G comme Gaétan

Photo Philippe Clabots, licence CC BY-NC-SA 2.0
Je suis pas parti sur de bonnes bases dans la vie.
Salut amies lecteurs, c’est Julien Cassenoisette aka JCN. Je suis autoentrepreneur pigiste freelance à mon compte mais pour faire court disons que je suis un gland reporter de petite taille. En ce moment la presse écrite c’est pas facile-facile, autant vous dire que ça rapporte des cacahuètes. Résultat des courses je loge dans une petite chambre chez Claudine, qui soit dit en passant me brise sérieusement les gonades.
Claudine c’est ma mère, une bigote au bord de la retraite qui tient la pharmacie de la Providence chaussée d’Alsemberg à Forest. Cinquante ans qu’elle est derrière son comptoir à s’engraisser en vendant les saloperies des labos pharmaceutiques. Elle aurait voulu que je reprenne l’affaire mais j’ai évidemment raté mes études de Legal Drug Dealer. Oui messieurs-dames, je te le donne en mille, JCN a préféré sniffer de la colle et tirer sur des bongs entre les cours de bio et de chimie, quand il n’était pas en train de dévaliser l’officine de sa maman en vue de préparer de savoureux cocktails psychotropiques – tout y est passé. Ouais, en pratique j’étais pas mauvais mais mon cerveau poreux ne retenait pas les formules. Alors j’ai bifurqué vers un bachelier en Reportage et Photojournalisme à l’ULB mais j’ai pas validé mes stages. Ce qui fait que oui, je suis reporter mais j’ai pas le petit bout de papier et puis de toute manière en Belgique les écureuils ne peuvent pas avoir la carte de presse et exercer pour une rédaction. C’est vraiment un pays de gros cons. Donc voilà, pour joindre les deux bouts je n’ai d’autre choix que de vivre chez ma mère en échange de faire les gardes et la fermeture les soirs de semaine à la Providence et d’en profiter pour taper à l’occasion dans la réserve.
À côté de mes activités pharmaceutiques voire même pharmacologiques, j’ai un agenda professionnel qui commence à se remplir et j’espère que le portefeuille va en prendre de la graine. Je vous invite à découvrir mes services de type journalistique sur la page Services ben oui.
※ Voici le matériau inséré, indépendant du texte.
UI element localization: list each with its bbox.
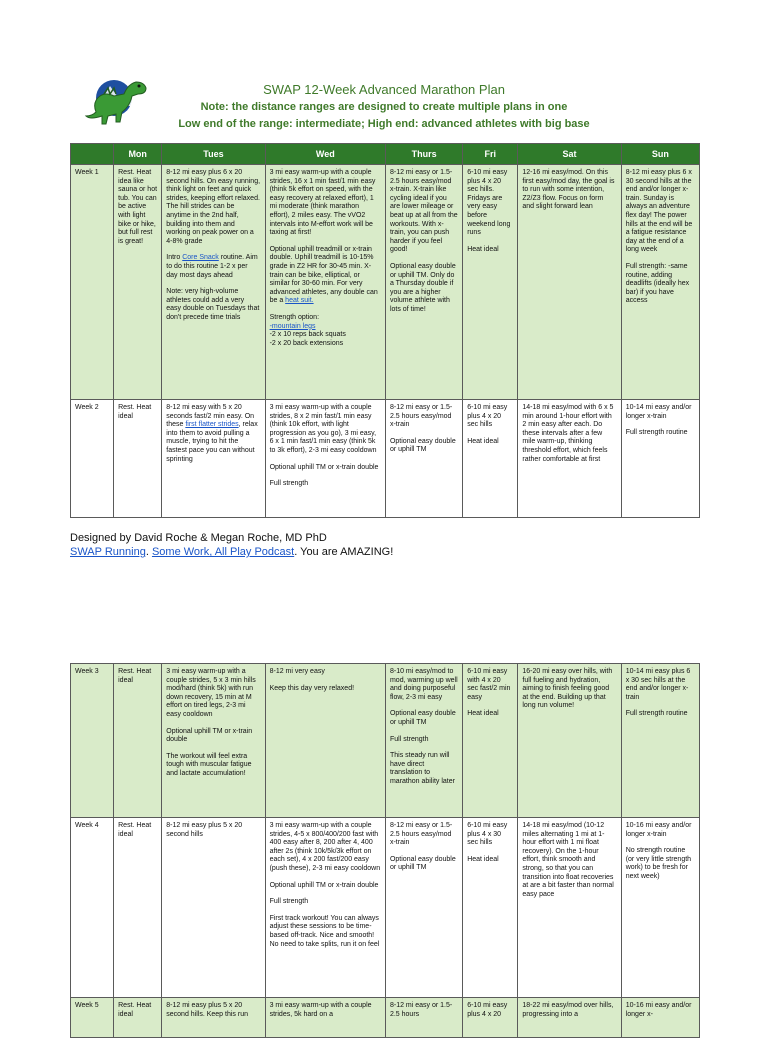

Et en sus de tout ça, je travaille à mon projet principal, l’œuvre d’une vie : mon grand dictionnaire de l’Apocalypse. Vous découvrirez ci-dessous comment cette idée saugrenue s’est imposée à moi. Allez ensuite jeter un œil aux articles et n’hésitez pas à laisser un commentaire. Enfin voilà, cet ouvrage devrait m’apporter la notoriété et l’aisance financière nécessaire pour me louer une chambre en demi sous-sol dans un quartier mal noté, me payer une cure de désintox (lol) et retrouver mon salaud de père, ce mystérieux donneur de sperme qui aura permis à Claudine de se faire médicalement engrosser à 46 ans, juste avant qu’elle soit rangée parmi les objets trouvés. Avant d’opter pour cette solution de dernier recours, maman avait déjà fréquenté divers représentants du sexe masculin, mais n’avait pas rencontré le bon géniteur. Elle s’est mariée deux fois. D’abord avec un certain Christian. À l’adolescence, pendant une partie de squash, il avait ramassé une méchante balle dans les roustons et depuis lors ne crachait plus que de la soupe, ce qui n’arrangeait pas Claudine pour engendrer son apothicaire associé. En plus, Christian ayant découvert sur le tard qu’il préférait faire trempette dans des culs plus poilus, il a quitté maman. Peu après elle en a rencontré un autre dont j’ai oublié le nom et qui n’a pas eu le temps de féconder la poularde. Il est mort après avoir loupé un virage, en rentrant de son cours de Krav Maga. Fatiguée et aigrie, en pleine crise de foi, Claudine s’en est remise au miracle de la science, à son Dieu point zéro. Un catalogue informatisé, quelques critères de race, taille et caractère du père, et bim elle remplit la case du numéro choisi dans un tableau Excel. Quelques mois plus tard, dans sa pharmacie, elle se fait le test de grossesse qui ne laisse pas de doute : “la petite graine a germé”, glisse-t-elle, émue, en agitant le bout de plastique pisseux devant ses clientes embarrassées. Bon la suite est moins radieuse. Elle se retrouve à accoucher d’un écureuil qu’elle nommera Julien d’après le présentateur de Questions pour un champion. Ma naissance laisse les médecins perplexes. « On dirait que la PMA a un peu foiré » sera l’explication finale que lui donnera le biologiste responsable de tout ce bordel.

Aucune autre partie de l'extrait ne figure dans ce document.